En ce qui concerne les remboursements de charges, la loi de finances rectificative pour 2004 précise que vous n’avez plus à déclarer les remboursements de charges locatives que vous avez reçus de votre locataire. En contrepartie, vous ne pouvez plus déduire les avances que vous avez faites à ce titre.

Certaines dépenses d’entretien et de réparation incombent au propriétaire. Le bail peut les mettre à la charge du locataire. Dans ce cas, le propriétaire doit déclarer l’avantage retiré de cette prise en charge par le locataire.

lorsque le montant du loyer est manifestement sous-évalué (très inférieur à la valeur locative réelle du bien), le fisc peut retenir comme imposition un loyer équivalent aux prix couramment pratiqués dans la zone où est situé l’immeuble.

la location à titre habituel de logements meublés relève de la catégorie des bénéfices industriels et commerciaux et non de celle des revenus fonciers.
 
Les autres recettes à déclarer

En tant qu’associé d’une SCI non soumise à l’impôt sur les sociétés, qui encaisse des loyers, les revenus que vous tirez de vos parts sociales dans cette SCI sont imposables au titre des revenus fonciers.
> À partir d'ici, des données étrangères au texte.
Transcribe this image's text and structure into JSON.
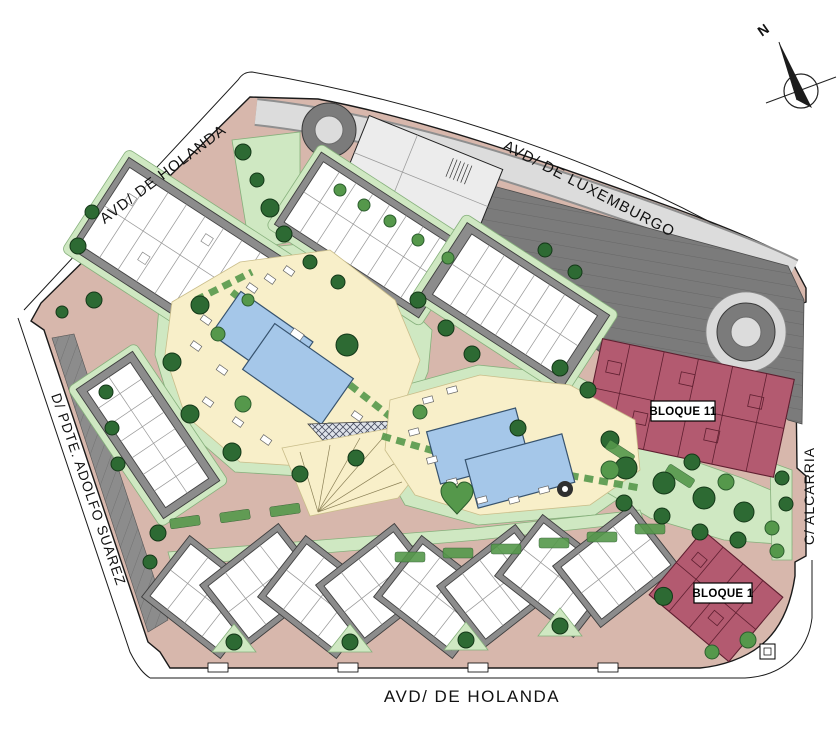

S’il s’agit d’une SCI soumise à l’impôt sur les sociétés, les revenus perçus en tant qu’associé sont imposables dans la catégorie des revenus de capitaux mobiliers.

En mettant à la disposition d’une personne des droits attachés à vos propriétés (droit d’affichage, droit de chasse, droit d’exploiter une carrière…), à titre onéreux, les bénéfices que vous en tirez sont considérés comme des revenus fonciers.

En vous réservant la jouissance d’un bien immobilier autre qu’un logement (tel locaux professionnels, locaux commerciaux, terrains, lacs, étangs…à l’exclusion des locaux à usage d’habitation), dont vous êtes propriétaire, vous devez déclarer en revenus fonciers la valeur locative réelle de ce bien, c'est-à-dire la valeur locative que ce bien produirait s’il était loué.

Les indemnités et subventions perçues en 2004 sont imposables si elles ont été versées pour couvrir des charges déductibles de vos revenus fonciers.

 

Les frais et charges à déduire

L’application de la déduction forfaitaire

La loi de finances pour 2006 à été définitivement adoptée le 20 décembre 2006. Le texte prévoit notamment la suppression de la déduction forfaitaire normale sur les revenus fonciers et la suppression de la contribution sur les revenus locatifs.

Les charges déductibles pour leur montant réel.

Toutes les charges supportées pour les immeubles loués, non couvertes par la déduction forfaitaire, sont déductibles pour leur montant réel.

Ainsi, vous pouvez déduire :
- les frais de gérance et la rémunération des gardiens ou concierges
- certains impôts (taxe foncière, contribution sur les revenus locatifs)
- les provisions sur charges de copropriété
- les intérêts et frais des emprunts contractés pour acquérir, conserver, réparer ou améliorer un bien immobilier loué
- les indemnités d’éviction et de relogement payées au locataire sortant
- les charges locatives avancées et non récupérées au moment du départ du locataire et non en cours de bail

- des assurances spécifiques : assurance contre les loyers impayés, assurance des immeubles ruraux, assurance des monuments historiques
- les travaux sur le bien loué : déduction des travaux d’entretien et de réparation quelle que soit l’affectation de l’immeuble, déduction des travaux d’amélioration en principe que pour les immeubles à usage d’habitation. En ce qui concerne les travaux de construction, reconstruction, agrandissement, ils ne sont jamais déductibles, à quelques exceptions près.